When declaring an AI engine, the parameters that can be configured inside are: engine, model, and options.

You can find different values for engine and model in the table below:

ValueAI Engine
tesseractjsTesseract.js
tensorflowjsTensorFlow.js
nlpjsNLP.js

Tesseract.js

This AI supports more than 100 languages, automatic text orientation and script detection, and a simple interface for reading paragraph, word, and character bounding boxes.

To use this AI, set the engine to tesseractjs and the model to the desired language (see: Tesseract OCR Data Files). If model is not specified, Tesseract.js defaults to eng for English.

ℹ️ NOTE

No options are available for this AI engine.

Example

yaml
ai-engines:
  my-ocr:
    engine: tesseractjs
    model: eng

TensorFlow.js

TensorFlow.js is an open-source JavaScript library that allows you to develop machine learning and deep learning models. It is a part of the TensorFlow ecosystem and provides a way to run machine learning models, including neural networks, in JavaScript.

Only image classification is implemented in this Metal version.

To use this AI, set the engine to tensorflowjs and the model to image-classify.

ℹ️ NOTE

No options are available for this AI engine.

Example

yaml
ai-engines:
  my-image-classifier:
    engine: tensorflowjs
    model: image-classify

NLP.js

NLP.js is an open-source JavaScript library for natural language processing (NLP) and natural language understanding (NLU). It provides a set of tools and functionalities to work with natural language text, including tasks such as tokenization, part-of-speech tagging, named entity recognition, sentiment analysis, and more. NLP.js is designed to help developers build applications that can understand and interact with human language.

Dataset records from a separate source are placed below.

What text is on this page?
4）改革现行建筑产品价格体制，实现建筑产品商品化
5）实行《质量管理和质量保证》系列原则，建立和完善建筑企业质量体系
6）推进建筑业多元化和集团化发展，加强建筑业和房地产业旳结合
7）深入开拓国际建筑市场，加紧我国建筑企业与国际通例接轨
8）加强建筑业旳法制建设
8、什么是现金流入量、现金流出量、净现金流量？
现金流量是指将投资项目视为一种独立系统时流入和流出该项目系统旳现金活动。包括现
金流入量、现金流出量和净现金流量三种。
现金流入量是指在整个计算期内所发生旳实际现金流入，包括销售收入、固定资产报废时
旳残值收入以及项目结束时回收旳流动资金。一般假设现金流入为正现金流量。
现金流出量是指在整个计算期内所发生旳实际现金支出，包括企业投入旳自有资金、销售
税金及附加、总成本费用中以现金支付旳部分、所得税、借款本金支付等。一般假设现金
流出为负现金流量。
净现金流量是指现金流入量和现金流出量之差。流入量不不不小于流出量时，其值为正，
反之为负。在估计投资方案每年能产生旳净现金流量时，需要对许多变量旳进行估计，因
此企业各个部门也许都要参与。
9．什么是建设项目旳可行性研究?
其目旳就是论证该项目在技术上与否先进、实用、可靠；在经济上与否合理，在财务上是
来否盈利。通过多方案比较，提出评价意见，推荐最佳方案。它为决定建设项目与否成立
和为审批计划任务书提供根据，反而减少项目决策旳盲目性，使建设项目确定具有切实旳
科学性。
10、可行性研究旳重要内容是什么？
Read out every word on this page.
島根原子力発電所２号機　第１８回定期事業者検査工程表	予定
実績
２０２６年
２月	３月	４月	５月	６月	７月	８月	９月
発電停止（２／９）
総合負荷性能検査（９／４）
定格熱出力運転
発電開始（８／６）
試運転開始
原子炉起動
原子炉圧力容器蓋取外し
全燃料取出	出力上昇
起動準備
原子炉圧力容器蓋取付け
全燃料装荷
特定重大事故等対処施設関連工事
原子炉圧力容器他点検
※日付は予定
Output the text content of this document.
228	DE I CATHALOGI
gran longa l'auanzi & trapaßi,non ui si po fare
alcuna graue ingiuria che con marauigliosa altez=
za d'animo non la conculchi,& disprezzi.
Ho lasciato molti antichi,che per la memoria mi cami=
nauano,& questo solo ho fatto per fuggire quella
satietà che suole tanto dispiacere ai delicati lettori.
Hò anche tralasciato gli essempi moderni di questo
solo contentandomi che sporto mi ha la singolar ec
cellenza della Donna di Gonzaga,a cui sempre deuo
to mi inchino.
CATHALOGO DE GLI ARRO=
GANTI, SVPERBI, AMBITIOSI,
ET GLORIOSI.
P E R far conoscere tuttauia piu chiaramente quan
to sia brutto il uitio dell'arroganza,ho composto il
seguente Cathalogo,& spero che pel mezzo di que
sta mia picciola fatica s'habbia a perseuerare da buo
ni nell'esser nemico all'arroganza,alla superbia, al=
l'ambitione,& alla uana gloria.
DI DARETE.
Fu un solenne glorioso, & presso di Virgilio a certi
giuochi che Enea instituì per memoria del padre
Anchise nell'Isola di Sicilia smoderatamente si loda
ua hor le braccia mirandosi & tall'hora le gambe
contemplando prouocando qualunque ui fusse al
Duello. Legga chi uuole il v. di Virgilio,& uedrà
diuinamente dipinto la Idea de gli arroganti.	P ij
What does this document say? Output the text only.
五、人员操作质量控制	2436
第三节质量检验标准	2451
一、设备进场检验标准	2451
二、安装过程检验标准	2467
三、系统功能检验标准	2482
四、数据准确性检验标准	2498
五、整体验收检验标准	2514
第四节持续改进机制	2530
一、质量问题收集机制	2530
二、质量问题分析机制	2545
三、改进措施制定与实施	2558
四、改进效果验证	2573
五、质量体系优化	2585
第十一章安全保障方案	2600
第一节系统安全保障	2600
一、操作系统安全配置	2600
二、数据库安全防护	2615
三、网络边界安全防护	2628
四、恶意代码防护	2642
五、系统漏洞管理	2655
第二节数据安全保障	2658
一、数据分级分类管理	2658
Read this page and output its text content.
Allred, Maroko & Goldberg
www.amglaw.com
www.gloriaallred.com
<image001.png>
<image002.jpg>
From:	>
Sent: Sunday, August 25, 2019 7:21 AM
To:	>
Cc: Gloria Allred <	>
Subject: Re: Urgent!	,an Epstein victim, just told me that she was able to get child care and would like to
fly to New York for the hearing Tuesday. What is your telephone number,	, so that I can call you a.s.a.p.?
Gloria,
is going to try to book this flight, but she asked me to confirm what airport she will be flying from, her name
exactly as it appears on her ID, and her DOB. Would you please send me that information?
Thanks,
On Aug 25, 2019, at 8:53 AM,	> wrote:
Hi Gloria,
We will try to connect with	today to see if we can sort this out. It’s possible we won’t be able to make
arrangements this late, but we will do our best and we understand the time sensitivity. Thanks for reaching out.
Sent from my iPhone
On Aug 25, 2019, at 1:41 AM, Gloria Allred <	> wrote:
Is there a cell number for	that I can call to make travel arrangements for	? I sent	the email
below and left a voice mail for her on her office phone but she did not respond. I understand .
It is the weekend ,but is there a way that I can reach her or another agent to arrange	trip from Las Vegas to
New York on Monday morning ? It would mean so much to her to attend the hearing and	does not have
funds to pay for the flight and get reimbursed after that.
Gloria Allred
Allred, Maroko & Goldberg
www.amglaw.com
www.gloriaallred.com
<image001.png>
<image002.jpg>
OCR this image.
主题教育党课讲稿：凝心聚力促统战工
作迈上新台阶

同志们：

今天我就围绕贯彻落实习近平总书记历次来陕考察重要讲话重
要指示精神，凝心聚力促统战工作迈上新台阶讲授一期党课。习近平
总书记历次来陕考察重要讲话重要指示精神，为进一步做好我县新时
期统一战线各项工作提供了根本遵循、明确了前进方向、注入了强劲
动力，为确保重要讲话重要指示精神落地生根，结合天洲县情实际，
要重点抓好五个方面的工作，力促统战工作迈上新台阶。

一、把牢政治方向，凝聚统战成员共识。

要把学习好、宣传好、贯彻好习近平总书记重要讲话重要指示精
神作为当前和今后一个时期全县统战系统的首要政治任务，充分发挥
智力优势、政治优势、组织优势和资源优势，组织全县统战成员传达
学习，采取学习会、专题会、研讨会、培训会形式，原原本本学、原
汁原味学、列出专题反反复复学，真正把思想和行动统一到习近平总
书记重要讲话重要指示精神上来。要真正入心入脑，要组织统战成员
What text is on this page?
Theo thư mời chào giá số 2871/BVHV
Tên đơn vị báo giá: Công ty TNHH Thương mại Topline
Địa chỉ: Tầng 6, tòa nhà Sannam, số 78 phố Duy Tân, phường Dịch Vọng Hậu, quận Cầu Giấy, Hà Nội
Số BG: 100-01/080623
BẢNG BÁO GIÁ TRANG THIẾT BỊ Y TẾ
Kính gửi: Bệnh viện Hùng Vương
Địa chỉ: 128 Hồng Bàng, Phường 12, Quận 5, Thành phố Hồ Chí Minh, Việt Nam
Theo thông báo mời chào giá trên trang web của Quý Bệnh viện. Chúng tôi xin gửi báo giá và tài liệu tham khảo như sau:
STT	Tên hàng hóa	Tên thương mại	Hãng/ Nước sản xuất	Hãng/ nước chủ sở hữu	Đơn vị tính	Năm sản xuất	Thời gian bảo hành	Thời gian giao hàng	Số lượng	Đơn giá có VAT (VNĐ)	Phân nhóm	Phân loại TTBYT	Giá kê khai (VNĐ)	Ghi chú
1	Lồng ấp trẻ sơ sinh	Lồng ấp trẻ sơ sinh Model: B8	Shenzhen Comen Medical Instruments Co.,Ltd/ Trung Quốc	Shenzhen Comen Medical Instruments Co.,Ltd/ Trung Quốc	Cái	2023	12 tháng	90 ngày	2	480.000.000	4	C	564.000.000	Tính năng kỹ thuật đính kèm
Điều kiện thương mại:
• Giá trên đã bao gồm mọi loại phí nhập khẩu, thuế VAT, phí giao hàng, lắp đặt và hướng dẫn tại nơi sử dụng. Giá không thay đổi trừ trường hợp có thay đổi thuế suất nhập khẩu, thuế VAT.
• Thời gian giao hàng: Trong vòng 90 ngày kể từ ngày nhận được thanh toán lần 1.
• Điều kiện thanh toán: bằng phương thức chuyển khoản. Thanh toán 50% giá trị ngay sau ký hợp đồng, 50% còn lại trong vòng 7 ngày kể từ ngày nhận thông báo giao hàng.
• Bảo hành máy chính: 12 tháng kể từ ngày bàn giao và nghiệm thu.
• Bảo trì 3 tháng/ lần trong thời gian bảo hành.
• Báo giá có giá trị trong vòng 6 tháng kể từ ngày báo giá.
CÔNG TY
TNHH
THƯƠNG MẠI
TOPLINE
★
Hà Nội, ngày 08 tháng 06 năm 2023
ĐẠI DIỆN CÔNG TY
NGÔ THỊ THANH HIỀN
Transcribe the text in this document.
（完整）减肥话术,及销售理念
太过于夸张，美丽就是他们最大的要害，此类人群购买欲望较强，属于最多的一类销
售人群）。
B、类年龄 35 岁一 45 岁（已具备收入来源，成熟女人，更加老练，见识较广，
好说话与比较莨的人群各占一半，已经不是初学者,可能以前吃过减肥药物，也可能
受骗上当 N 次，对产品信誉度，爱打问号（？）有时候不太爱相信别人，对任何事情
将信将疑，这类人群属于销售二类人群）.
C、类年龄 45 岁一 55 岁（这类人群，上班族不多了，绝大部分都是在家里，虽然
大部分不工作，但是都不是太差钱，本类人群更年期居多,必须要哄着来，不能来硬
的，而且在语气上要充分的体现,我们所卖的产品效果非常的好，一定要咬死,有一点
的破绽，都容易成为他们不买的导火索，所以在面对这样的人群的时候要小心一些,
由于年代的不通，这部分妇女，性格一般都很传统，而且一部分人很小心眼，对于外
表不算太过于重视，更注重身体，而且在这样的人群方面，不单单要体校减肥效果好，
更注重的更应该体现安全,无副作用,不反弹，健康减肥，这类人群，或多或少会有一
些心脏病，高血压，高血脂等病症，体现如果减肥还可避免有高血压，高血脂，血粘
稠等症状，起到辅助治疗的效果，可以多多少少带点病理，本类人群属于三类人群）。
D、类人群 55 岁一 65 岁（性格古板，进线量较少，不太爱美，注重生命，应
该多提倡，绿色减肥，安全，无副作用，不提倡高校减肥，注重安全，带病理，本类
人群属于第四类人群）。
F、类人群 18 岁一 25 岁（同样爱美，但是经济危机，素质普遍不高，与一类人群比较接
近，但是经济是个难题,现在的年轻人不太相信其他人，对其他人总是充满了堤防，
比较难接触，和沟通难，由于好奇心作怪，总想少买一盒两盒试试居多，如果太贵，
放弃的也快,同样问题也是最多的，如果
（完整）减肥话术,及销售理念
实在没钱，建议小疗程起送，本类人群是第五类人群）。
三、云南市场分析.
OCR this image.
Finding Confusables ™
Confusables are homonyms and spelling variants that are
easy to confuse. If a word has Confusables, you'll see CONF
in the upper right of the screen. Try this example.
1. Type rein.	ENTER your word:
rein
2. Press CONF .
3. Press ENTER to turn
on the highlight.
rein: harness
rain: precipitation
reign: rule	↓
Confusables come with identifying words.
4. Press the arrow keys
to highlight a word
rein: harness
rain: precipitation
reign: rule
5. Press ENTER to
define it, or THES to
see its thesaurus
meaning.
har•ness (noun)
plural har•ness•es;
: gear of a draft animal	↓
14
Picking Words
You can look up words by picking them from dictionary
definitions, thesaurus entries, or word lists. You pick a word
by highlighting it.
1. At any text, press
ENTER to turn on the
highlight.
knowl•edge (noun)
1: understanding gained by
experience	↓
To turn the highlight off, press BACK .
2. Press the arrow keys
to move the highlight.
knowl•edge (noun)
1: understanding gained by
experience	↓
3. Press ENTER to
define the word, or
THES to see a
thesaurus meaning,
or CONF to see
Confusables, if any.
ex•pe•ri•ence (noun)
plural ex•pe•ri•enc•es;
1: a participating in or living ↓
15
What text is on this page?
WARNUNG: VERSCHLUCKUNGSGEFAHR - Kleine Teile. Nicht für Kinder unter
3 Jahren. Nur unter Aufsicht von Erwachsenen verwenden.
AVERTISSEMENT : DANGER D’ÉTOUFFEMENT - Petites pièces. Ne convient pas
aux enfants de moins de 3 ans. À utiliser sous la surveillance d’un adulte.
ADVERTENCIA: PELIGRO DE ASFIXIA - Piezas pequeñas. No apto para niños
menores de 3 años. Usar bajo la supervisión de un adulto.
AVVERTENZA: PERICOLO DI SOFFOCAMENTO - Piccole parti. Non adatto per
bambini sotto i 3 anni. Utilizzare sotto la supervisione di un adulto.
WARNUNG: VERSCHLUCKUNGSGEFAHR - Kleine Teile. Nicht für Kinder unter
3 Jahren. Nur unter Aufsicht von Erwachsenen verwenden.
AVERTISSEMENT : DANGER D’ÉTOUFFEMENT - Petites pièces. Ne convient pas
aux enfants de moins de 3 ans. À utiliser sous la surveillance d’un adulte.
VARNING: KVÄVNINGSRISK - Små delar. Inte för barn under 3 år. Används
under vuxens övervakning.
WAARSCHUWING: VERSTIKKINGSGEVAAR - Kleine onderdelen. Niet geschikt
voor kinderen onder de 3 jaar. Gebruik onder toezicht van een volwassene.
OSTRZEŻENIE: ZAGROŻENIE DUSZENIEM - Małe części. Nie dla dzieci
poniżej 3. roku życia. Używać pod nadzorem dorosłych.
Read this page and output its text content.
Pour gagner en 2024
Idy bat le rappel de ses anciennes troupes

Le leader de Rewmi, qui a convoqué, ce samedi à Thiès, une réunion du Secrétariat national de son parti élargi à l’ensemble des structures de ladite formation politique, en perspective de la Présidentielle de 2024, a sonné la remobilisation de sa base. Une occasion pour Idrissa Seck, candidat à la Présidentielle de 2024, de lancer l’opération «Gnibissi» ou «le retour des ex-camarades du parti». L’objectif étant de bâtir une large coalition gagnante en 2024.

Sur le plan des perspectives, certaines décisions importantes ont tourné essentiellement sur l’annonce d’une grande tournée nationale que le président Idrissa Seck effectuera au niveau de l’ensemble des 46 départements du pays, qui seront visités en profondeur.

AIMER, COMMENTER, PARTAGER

To use this AI, set the engine to nlpjs and the model to:

  • sentiment for Sentiment Analysis
  • lang-guess for Guessing the language

sentiment

This model accepts lang for options to define the language of the text to be analyzed. For supported languages, see NLP.js Sentiment Analysis Languages.

Example

yaml
ai-engines:
  my-sentiment-analyzer:
    engine: nlpjs
    model: sentiment
    options:
      lang: en

guess-lang

This model accepts accept for options to define a list of languages to guess, separated by a comma. For supported languages, see NLP.js Language Support.

Example

yaml
ai-engines:
  my-language-guesser:
    engine: nlpjs
    model: guess-lang
    options:
      accept: en,fr

plans

This section is used to declare plans which are an ETL steps. It can be used on the fly by calling a schema conneted to a plan or by scheduling as a job.

In each plan you must declare at least one entity in which the steps will be executed

Example

yaml
plans:
  my-plan:
      my-first-entity:
      my-second-entity:

ℹ️ TIP

You may call a declared entity in the plan, in that case the steps hocked to the second entity will be executed

Example

yaml
plans:
  my-plan:
    my-first-entity:
      - select:
          schemaName: demo
          entityName: users
          fields: login, partner_id
    my-second-entity:        
      - select:
          schemaName: demo
          entityName: contacts
          fields: id, name, display_name
      - join:
          type: left
          entityName: my-first-entity
          leftField: partner_id
          rightField: id

ℹ️ NOTE

a plan is a list of steps that can be :

Step commandDecription
selectto select data from an entity. If schema is not provided, actual plan's entity data will be used
insertto insert data to an entity. If schema is not provided, actual plan's entity data will be used
deleteto delete data from an entity. If schema is not provided, actual plan's entity data will be used
updateto update data of an entity. If schema is not provided, actual plan's entity data will be used
debugto enable steps debug
breakto stop plan execution at this step
jointo perform data joins (Left,Right,Inner,Full outer and Cross)
sortto sort actual data
fieldsfields to keep from actual data
runto run an AI Engine
syncto synchronize data from data source to a data destination

select

To select data from an entity. If schema is not provided, actual plan's entity data will be used.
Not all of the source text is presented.